19 oktober 2019, Den Haag. Ik loop stralend het pand van Rauwe Boon uit.
Mijn boekenpresentatie is net afgelopen en ik ben echt helemaal gelukkig. Mijn redacteur vertelde me dat de tweede druk waarschijnlijk deze week ingezet zal worden, ik had allemaal lieve familie en vrienden om me heen en ik mocht iets doen wat ik al wilde doen sinds ik klein was: Boeken signeren.* Ik ga nu met mijn gezin een hapje eten ter afsluiting, en daarna tevreden na een bijzondere dag naar bed.
Dan zie ik een appje van een oud collega.
“Hoi Lianne, heb jij tijd om ergens een keer over te bellen?”
Ik frons.
Deze oud-collega en ik hebben eigenlijk maar twee dingen gemeen: Eten, en de psychotische student die een paar jaar geleden mijn aankomende overspanning over de grens hielp met een PTSS-je. En door de toon van het appje heb ik niet het idee dat ze mijn favoriete pastarecept van me wil hebben.
“Waar gaat het over,” app ik.
“Onze gedeelde ervaring met een ontspoorde student,” bevestigt ze.

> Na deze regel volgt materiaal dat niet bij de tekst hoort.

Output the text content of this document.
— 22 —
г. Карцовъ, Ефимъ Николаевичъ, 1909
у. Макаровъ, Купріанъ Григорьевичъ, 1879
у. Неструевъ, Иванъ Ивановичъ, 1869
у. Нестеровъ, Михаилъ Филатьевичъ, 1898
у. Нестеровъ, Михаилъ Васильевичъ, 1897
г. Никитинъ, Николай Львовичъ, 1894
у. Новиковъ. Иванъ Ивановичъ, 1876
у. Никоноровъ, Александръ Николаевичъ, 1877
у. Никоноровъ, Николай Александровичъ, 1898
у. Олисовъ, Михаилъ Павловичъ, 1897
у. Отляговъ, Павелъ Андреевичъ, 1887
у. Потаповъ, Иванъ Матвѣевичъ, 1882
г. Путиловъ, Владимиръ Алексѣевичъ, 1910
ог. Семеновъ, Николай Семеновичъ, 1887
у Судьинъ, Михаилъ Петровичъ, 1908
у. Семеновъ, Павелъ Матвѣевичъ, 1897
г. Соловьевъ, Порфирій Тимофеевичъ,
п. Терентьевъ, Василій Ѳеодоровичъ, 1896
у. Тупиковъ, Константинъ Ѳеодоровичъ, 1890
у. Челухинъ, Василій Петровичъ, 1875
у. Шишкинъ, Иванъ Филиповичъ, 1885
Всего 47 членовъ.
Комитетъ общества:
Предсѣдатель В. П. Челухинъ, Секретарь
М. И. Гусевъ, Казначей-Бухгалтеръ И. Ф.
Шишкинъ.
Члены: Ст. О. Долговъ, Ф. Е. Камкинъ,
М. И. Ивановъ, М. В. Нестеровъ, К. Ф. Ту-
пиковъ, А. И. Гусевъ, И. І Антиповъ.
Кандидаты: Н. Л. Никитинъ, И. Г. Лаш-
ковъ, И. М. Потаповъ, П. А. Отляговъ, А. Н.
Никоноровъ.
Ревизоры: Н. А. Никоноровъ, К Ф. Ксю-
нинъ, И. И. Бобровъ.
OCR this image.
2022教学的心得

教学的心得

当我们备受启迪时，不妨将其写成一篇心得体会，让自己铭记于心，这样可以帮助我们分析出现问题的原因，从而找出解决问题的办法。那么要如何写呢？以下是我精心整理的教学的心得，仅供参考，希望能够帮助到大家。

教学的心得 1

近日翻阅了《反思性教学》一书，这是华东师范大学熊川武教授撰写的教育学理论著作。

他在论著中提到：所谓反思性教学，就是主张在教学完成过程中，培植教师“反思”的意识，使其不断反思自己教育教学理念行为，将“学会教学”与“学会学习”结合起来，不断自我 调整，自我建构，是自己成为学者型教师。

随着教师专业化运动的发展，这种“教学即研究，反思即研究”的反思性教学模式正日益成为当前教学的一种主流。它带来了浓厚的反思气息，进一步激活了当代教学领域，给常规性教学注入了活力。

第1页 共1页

Een enorm gevoel van irritatie maakt zich van mij meester.
Waarom klopt ze bij mij aan? Ik spreek haar nooit en het is inmiddels alweer 2,5 jaar geleden. Ik denk er in mijn dagelijks leven (gelukkig) zelden meer aan Ik vind het irritant dat ze mij vraagt hoe zij dezelfde situatie als waar we jaren geleden al een keer in hebben gezeten nog een keer dunnetjes over moet doen.
Inmiddels zijn we in het restaurant: Vin, mijn ouders, mijn broer en zijn vriendin, en ik. Ik zit nog steeds fronsens naar mijn telefoon te kijken. Ik ben er nu al klaar mee, en dus wil ik het gewoon geregeld hebben. “Ik loop even naar buiten.”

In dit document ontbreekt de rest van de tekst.